The 41-year-old Briton, showing great zest to perform in a car that he has called underpowered, clocked a fastest lap of 1min 29.260sec to finish 0.213sec clear of the 19-year-old Italian.
Hamilton's Ferrari team-mate Charles Leclerc was third, 0.599 adrift, ahead of George Russell, winner of last Sunday's Austrian Grand Prix, in the second Mercedes, and Oscar Piastri of McLaren.
Four-time champion Max Verstappen was sixth for Red Bull ahead of defending champion Lando Norris in the second McLaren, Isack Hadjar in the second Red Bull, Audi's Nico Hulkenberg and Liam Lawson of Racing Bulls.
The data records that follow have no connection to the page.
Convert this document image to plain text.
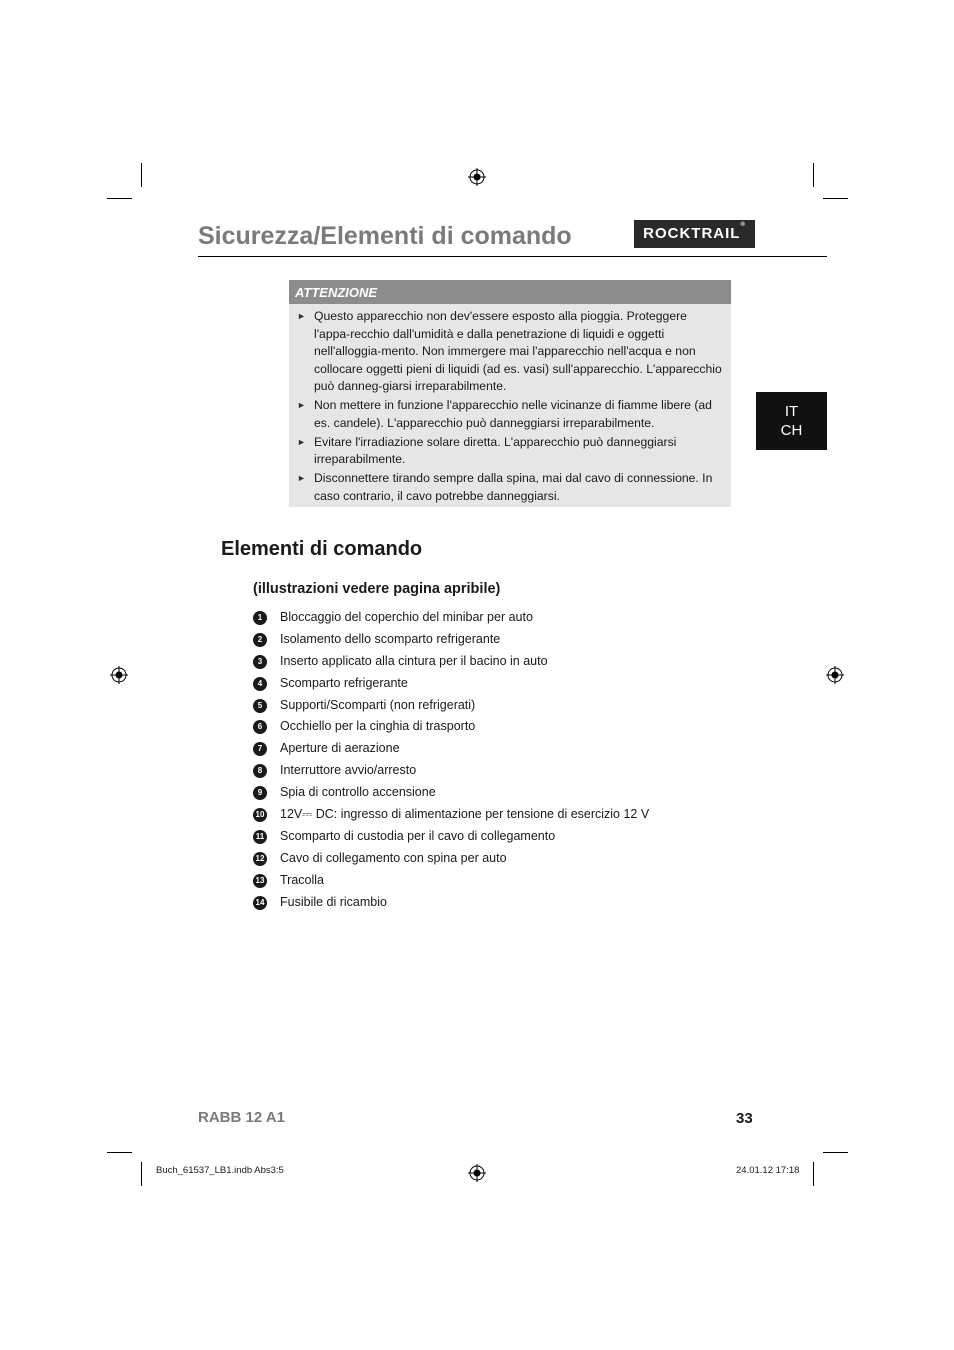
Sicurezza/Elementi di comando	ROCKTRAIL®
IT
CH
ATTENZIONE
► Questo apparecchio non dev'essere esposto alla pioggia. Proteggere l'appa-recchio dall'umidità e dalla penetrazione di liquidi e oggetti nell'alloggia-mento. Non immergere mai l'apparecchio nell'acqua e non collocare oggetti pieni di liquidi (ad es. vasi) sull'apparecchio. L'apparecchio può danneg-giarsi irreparabilmente.
► Non mettere in funzione l'apparecchio nelle vicinanze di fiamme libere (ad es. candele). L'apparecchio può danneggiarsi irreparabilmente.
► Evitare l'irradiazione solare diretta. L'apparecchio può danneggiarsi irreparabilmente.
► Disconnettere tirando sempre dalla spina, mai dal cavo di connessione. In caso contrario, il cavo potrebbe danneggiarsi.
Elementi di comando
(illustrazioni vedere pagina apribile)
1	Bloccaggio del coperchio del minibar per auto
2	Isolamento dello scomparto refrigerante
3	Inserto applicato alla cintura per il bacino in auto
4	Scomparto refrigerante
5	Supporti/Scomparti (non refrigerati)
6	Occhiello per la cinghia di trasporto
7	Aperture di aerazione
8	Interruttore avvio/arresto
9	Spia di controllo accensione
10 12V⎓ DC: ingresso di alimentazione per tensione di esercizio 12 V
11 Scomparto di custodia per il cavo di collegamento
12 Cavo di collegamento con spina per auto
13 Tracolla
14 Fusibile di ricambio
RABB 12 A1	33
Buch_61537_LB1.indb Abs3:5	24.01.12 17:18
Hamilton showed he was in the mood from the start when he was at the head of the queue in the pit lane in bright sunshine and a track temperatures of 40 Celsius, near-perfect conditions in front of a big Friday crowd.
He then dominated despite interventions from Verstappen and the two Mercedes men.
Hamilton was soon on top of the times but times then tumbled. Verstappen took the initiative, followed in turn by Hadjar, Antonelli, Piastri and more before Hamilton regained top spot.
After Hamilton warned on Thursday that the new "hybrid era" formula would not deliver the same flat-out speeding at Silverstone – and that Ferrari's upgraded engine remained less powerful than those used by Mercedes and Red Bull – this was a welcome surprise for home fans.
Energy management, Hamilton had said, would require drivers to coast on some of the straights to save battery power.
"It's not going to feel or be the same," said Hamilton. "It's just going to be a completely different track."
Norris had agreed.
"At Silverstone, where you are at full throttle for so much of the circuit, you run out of battery very quickly and you're in a pretty complicated place. The battery starts to die before going into Copse, but you are still going pretty quickly. It won't look slow, but..."
On the track, Norris struggled to match the pace-setters.
Meanwhile, Antonelli, after switching to soft tyres, pulled nearly half a second ahead of team-mate Russell.
In response, Hamilton – one of many drivers and teams sporting special livery, in his case a yellow helmet and gloves – beat the Italian by two-tenths. On his favourite stamping ground, the old champion was showing he can still do his stuff.